The second goal is to measure how good the prediction is and see how it gets worse as we increase \$m\$.

(Note: There is a certain technical annoyance here involving "months" versus "10-day intervals"! If every month contained exactly 30 days, life would be sweet. But no. Here's one idea on how to deal with this:

We predict the Niño 3.4 index for a given month given the values of \$S\$ over the \$k\$ 10-day periods whose final one occurs at the end of the month \$m\$ months before the given month. For example, if \$m = 1\$, \$k = 3\$ and the given month is February, we must predict the February Niño 3.4 index given the 3 average link strengths at 10-day periods ending at the end of January.

Ignore this crap if you're just trying to get the basic idea. If you can think of a less annoying way to handle this annoying issue, it could be fine.)

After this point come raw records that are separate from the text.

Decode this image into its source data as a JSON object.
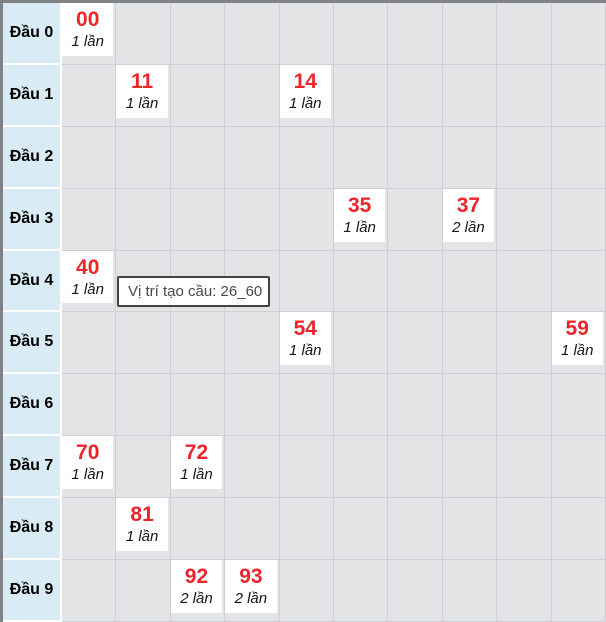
{
  "grid": {
    "columns_count": 10,
    "rows": [
      {
        "label": "Đầu 0",
        "cells": [
          {
            "col": 0,
            "value": "00",
            "count": "1 lần"
          }
        ]
      },
      {
        "label": "Đầu 1",
        "cells": [
          {
            "col": 1,
            "value": "11",
            "count": "1 lần"
          },
          {
            "col": 4,
            "value": "14",
            "count": "1 lần"
          }
        ]
      },
      {
        "label": "Đầu 2",
        "cells": []
      },
      {
        "label": "Đầu 3",
        "cells": [
          {
            "col": 5,
            "value": "35",
            "count": "1 lần"
          },
          {
            "col": 7,
            "value": "37",
            "count": "2 lần"
          }
        ]
      },
      {
        "label": "Đầu 4",
        "cells": [
          {
            "col": 0,
            "value": "40",
            "count": "1 lần"
          }
        ]
      },
      {
        "label": "Đầu 5",
        "cells": [
          {
            "col": 4,
            "value": "54",
            "count": "1 lần"
          },
          {
            "col": 9,
            "value": "59",
            "count": "1 lần"
          }
        ]
      },
      {
        "label": "Đầu 6",
        "cells": []
      },
      {
        "label": "Đầu 7",
        "cells": [
          {
            "col": 0,
            "value": "70",
            "count": "1 lần"
          },
          {
            "col": 2,
            "value": "72",
            "count": "1 lần"
          }
        ]
      },
      {
        "label": "Đầu 8",
        "cells": [
          {
            "col": 1,
            "value": "81",
            "count": "1 lần"
          }
        ]
      },
      {
        "label": "Đầu 9",
        "cells": [
          {
            "col": 2,
            "value": "92",
            "count": "2 lần"
          },
          {
            "col": 3,
            "value": "93",
            "count": "2 lần"
          }
        ]
      }
    ]
  },
  "tooltip": {
    "text": "Vị trí tạo cầu: 26_60"
  },
  "colors": {
    "accent_red": "#ea252b",
    "label_blue": "#d9ecf6",
    "cell_gray": "#e3e4e6",
    "grid_line": "#cdd0d3",
    "outer_border": "#7f8386",
    "tooltip_border": "#424242"
  }
}
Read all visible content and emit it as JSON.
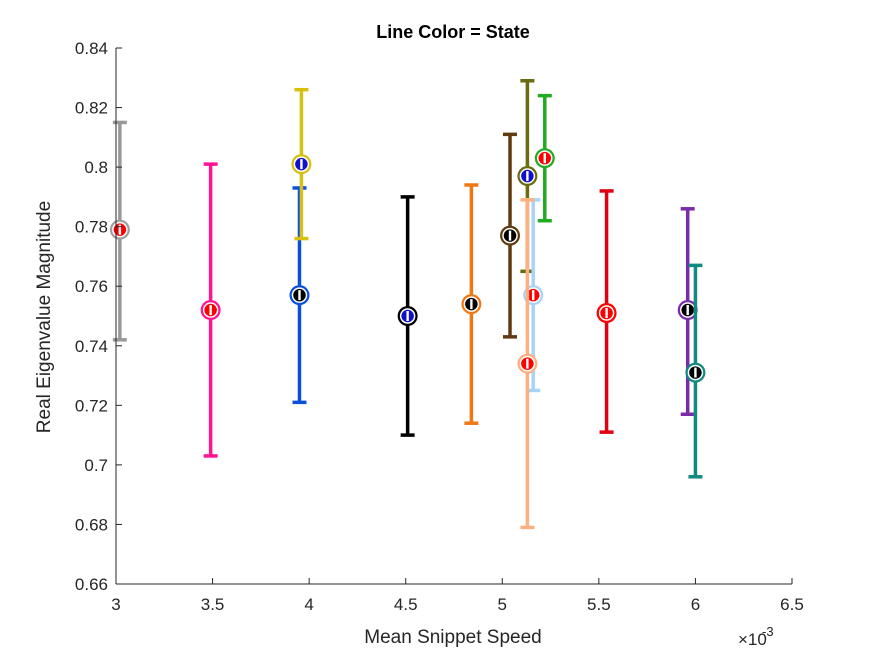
{
  "chart_data": {
    "type": "scatter",
    "title": "Line Color = State",
    "xlabel": "Mean Snippet Speed",
    "ylabel": "Real Eigenvalue Magnitude",
    "x_exponent_label": "×10",
    "x_exponent_power": "-3",
    "xlim": [
      3,
      6.5
    ],
    "ylim": [
      0.66,
      0.84
    ],
    "xticks": [
      "3",
      "3.5",
      "4",
      "4.5",
      "5",
      "5.5",
      "6",
      "6.5"
    ],
    "xtick_values": [
      3,
      3.5,
      4,
      4.5,
      5,
      5.5,
      6,
      6.5
    ],
    "yticks": [
      "0.66",
      "0.68",
      "0.7",
      "0.72",
      "0.74",
      "0.76",
      "0.78",
      "0.8",
      "0.82",
      "0.84"
    ],
    "ytick_values": [
      0.66,
      0.68,
      0.7,
      0.72,
      0.74,
      0.76,
      0.78,
      0.8,
      0.82,
      0.84
    ],
    "grid": false,
    "points": [
      {
        "x": 3.02,
        "y": 0.779,
        "low": 0.742,
        "high": 0.815,
        "line_color": "#999999",
        "marker_color": "#a0a0a0",
        "inner_color": "#ff0000"
      },
      {
        "x": 3.49,
        "y": 0.752,
        "low": 0.703,
        "high": 0.801,
        "line_color": "#ff1493",
        "marker_color": "#ff1493",
        "inner_color": "#ff0000"
      },
      {
        "x": 3.95,
        "y": 0.757,
        "low": 0.721,
        "high": 0.793,
        "line_color": "#0b50dc",
        "marker_color": "#0b50dc",
        "inner_color": "#000000"
      },
      {
        "x": 3.96,
        "y": 0.801,
        "low": 0.776,
        "high": 0.826,
        "line_color": "#d8c010",
        "marker_color": "#d8c010",
        "inner_color": "#1111cc"
      },
      {
        "x": 4.51,
        "y": 0.75,
        "low": 0.71,
        "high": 0.79,
        "line_color": "#000000",
        "marker_color": "#000000",
        "inner_color": "#1111cc"
      },
      {
        "x": 4.84,
        "y": 0.754,
        "low": 0.714,
        "high": 0.794,
        "line_color": "#f07814",
        "marker_color": "#f07814",
        "inner_color": "#000000"
      },
      {
        "x": 5.04,
        "y": 0.777,
        "low": 0.743,
        "high": 0.811,
        "line_color": "#603b10",
        "marker_color": "#603b10",
        "inner_color": "#000000"
      },
      {
        "x": 5.13,
        "y": 0.797,
        "low": 0.765,
        "high": 0.829,
        "line_color": "#6b6b10",
        "marker_color": "#6b6b10",
        "inner_color": "#1111cc"
      },
      {
        "x": 5.16,
        "y": 0.757,
        "low": 0.725,
        "high": 0.789,
        "line_color": "#a8d4f8",
        "marker_color": "#a8d4f8",
        "inner_color": "#ff0000"
      },
      {
        "x": 5.13,
        "y": 0.734,
        "low": 0.679,
        "high": 0.789,
        "line_color": "#ffb080",
        "marker_color": "#ffb080",
        "inner_color": "#ff0000"
      },
      {
        "x": 5.22,
        "y": 0.803,
        "low": 0.782,
        "high": 0.824,
        "line_color": "#22aa22",
        "marker_color": "#22aa22",
        "inner_color": "#ff0000"
      },
      {
        "x": 5.54,
        "y": 0.751,
        "low": 0.711,
        "high": 0.792,
        "line_color": "#e00010",
        "marker_color": "#ff0000",
        "inner_color": "#ff0000"
      },
      {
        "x": 5.96,
        "y": 0.752,
        "low": 0.717,
        "high": 0.786,
        "line_color": "#7a2ca8",
        "marker_color": "#7a2ca8",
        "inner_color": "#000000"
      },
      {
        "x": 6.0,
        "y": 0.731,
        "low": 0.696,
        "high": 0.767,
        "line_color": "#118a80",
        "marker_color": "#118a80",
        "inner_color": "#000000"
      }
    ]
  }
}
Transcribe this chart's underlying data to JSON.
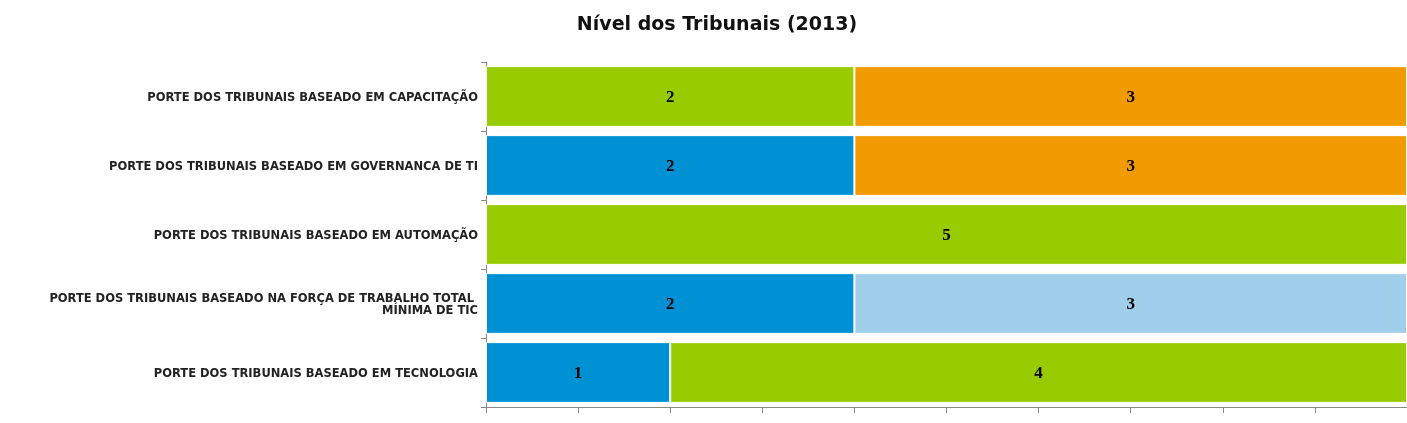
{
  "chart_data": {
    "type": "bar",
    "orientation": "horizontal",
    "stacked": true,
    "title": "Nível dos Tribunais (2013)",
    "categories": [
      "PORTE DOS TRIBUNAIS BASEADO EM CAPACITAÇÃO",
      "PORTE DOS TRIBUNAIS BASEADO EM GOVERNANCA DE TI",
      "PORTE DOS TRIBUNAIS BASEADO EM AUTOMAÇÃO",
      "PORTE DOS TRIBUNAIS BASEADO NA FORÇA DE TRABALHO TOTAL MÍNIMA DE TIC",
      "PORTE DOS TRIBUNAIS BASEADO EM TECNOLOGIA"
    ],
    "series": [
      {
        "values": [
          2,
          2,
          5,
          2,
          1
        ],
        "colors": [
          "#99cc00",
          "#0090d4",
          "#99cc00",
          "#0090d4",
          "#0090d4"
        ]
      },
      {
        "values": [
          3,
          3,
          null,
          3,
          4
        ],
        "colors": [
          "#f29b00",
          "#f29b00",
          "#99cc00",
          "#9fcfeb",
          "#99cc00"
        ]
      }
    ],
    "xlim": [
      0,
      5
    ],
    "xticks": [
      {
        "value": 0,
        "label": null
      },
      {
        "value": 0.5,
        "label": null
      },
      {
        "value": 1,
        "label": null
      },
      {
        "value": 1.5,
        "label": null
      },
      {
        "value": 2,
        "label": null
      },
      {
        "value": 2.5,
        "label": null
      },
      {
        "value": 3,
        "label": null
      },
      {
        "value": 3.5,
        "label": null
      },
      {
        "value": 4,
        "label": null
      },
      {
        "value": 4.5,
        "label": null
      },
      {
        "value": 5,
        "label": null
      }
    ],
    "tick_labels": "y",
    "data_labels": true,
    "grid": false
  }
}
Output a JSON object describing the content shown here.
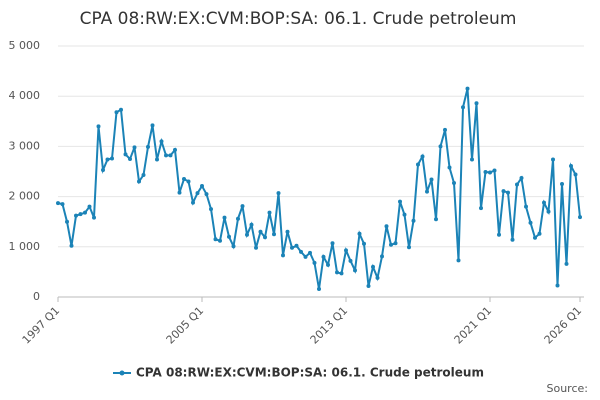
{
  "chart_data": {
    "type": "line",
    "title": "CPA 08:RW:EX:CVM:BOP:SA: 06.1. Crude petroleum",
    "source": "Source:",
    "categories": [
      "1997 Q1",
      null,
      null,
      null,
      null,
      null,
      null,
      null,
      null,
      null,
      null,
      null,
      null,
      null,
      null,
      null,
      null,
      null,
      null,
      null,
      null,
      null,
      null,
      null,
      null,
      null,
      null,
      null,
      null,
      null,
      null,
      null,
      "2005 Q1",
      null,
      null,
      null,
      null,
      null,
      null,
      null,
      null,
      null,
      null,
      null,
      null,
      null,
      null,
      null,
      null,
      null,
      null,
      null,
      null,
      null,
      null,
      null,
      null,
      null,
      null,
      null,
      null,
      null,
      null,
      null,
      "2013 Q1",
      null,
      null,
      null,
      null,
      null,
      null,
      null,
      null,
      null,
      null,
      null,
      null,
      null,
      null,
      null,
      null,
      null,
      null,
      null,
      null,
      null,
      null,
      null,
      null,
      null,
      null,
      null,
      null,
      null,
      null,
      null,
      "2021 Q1",
      null,
      null,
      null,
      null,
      null,
      null,
      null,
      null,
      null,
      null,
      null,
      null,
      null,
      null,
      null,
      null,
      null,
      null,
      null,
      "2026 Q1"
    ],
    "series": [
      {
        "name": "CPA 08:RW:EX:CVM:BOP:SA: 06.1. Crude petroleum",
        "color": "#1b83b7",
        "values": [
          1870,
          1850,
          1500,
          1020,
          1620,
          1650,
          1680,
          1800,
          1580,
          3400,
          2530,
          2740,
          2760,
          3680,
          3730,
          2840,
          2750,
          2980,
          2300,
          2430,
          2990,
          3420,
          2740,
          3100,
          2820,
          2820,
          2930,
          2080,
          2350,
          2300,
          1880,
          2070,
          2210,
          2050,
          1750,
          1150,
          1120,
          1580,
          1200,
          1010,
          1560,
          1810,
          1240,
          1440,
          980,
          1300,
          1190,
          1680,
          1250,
          2070,
          830,
          1300,
          980,
          1020,
          900,
          800,
          880,
          680,
          160,
          800,
          640,
          1070,
          490,
          470,
          930,
          720,
          530,
          1260,
          1060,
          220,
          600,
          380,
          810,
          1410,
          1040,
          1070,
          1900,
          1640,
          990,
          1520,
          2640,
          2800,
          2100,
          2340,
          1550,
          3000,
          3330,
          2580,
          2270,
          730,
          3780,
          4150,
          2740,
          3860,
          1770,
          2490,
          2480,
          2520,
          1240,
          2110,
          2080,
          1140,
          2240,
          2370,
          1800,
          1480,
          1180,
          1260,
          1880,
          1700,
          2740,
          230,
          2250,
          660,
          2610,
          2440,
          1590
        ]
      }
    ],
    "ylim": [
      0,
      5000
    ],
    "yticks": [
      0,
      {
        "value": 1000,
        "label": "1 000"
      },
      {
        "value": 2000,
        "label": "2 000"
      },
      {
        "value": 3000,
        "label": "3 000"
      },
      {
        "value": 4000,
        "label": "4 000"
      },
      {
        "value": 5000,
        "label": "5 000"
      }
    ],
    "grid": true
  }
}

> what loss function to use

I'm not exactly sure what a "loss function" is: does it get big when our prediction counts as "bad"? Or does it get big when our prediction counts as good?

Roughly speaking, I'd like predictions that minimize the time average of

|(predicted El Niño 3.4 index - observed El Niño 3.4 index)|\${}^2\$

I bet you can give me ideas here. I'd like to start by doing something that machine learning people consider "standard", not quirky and idiosyncratic.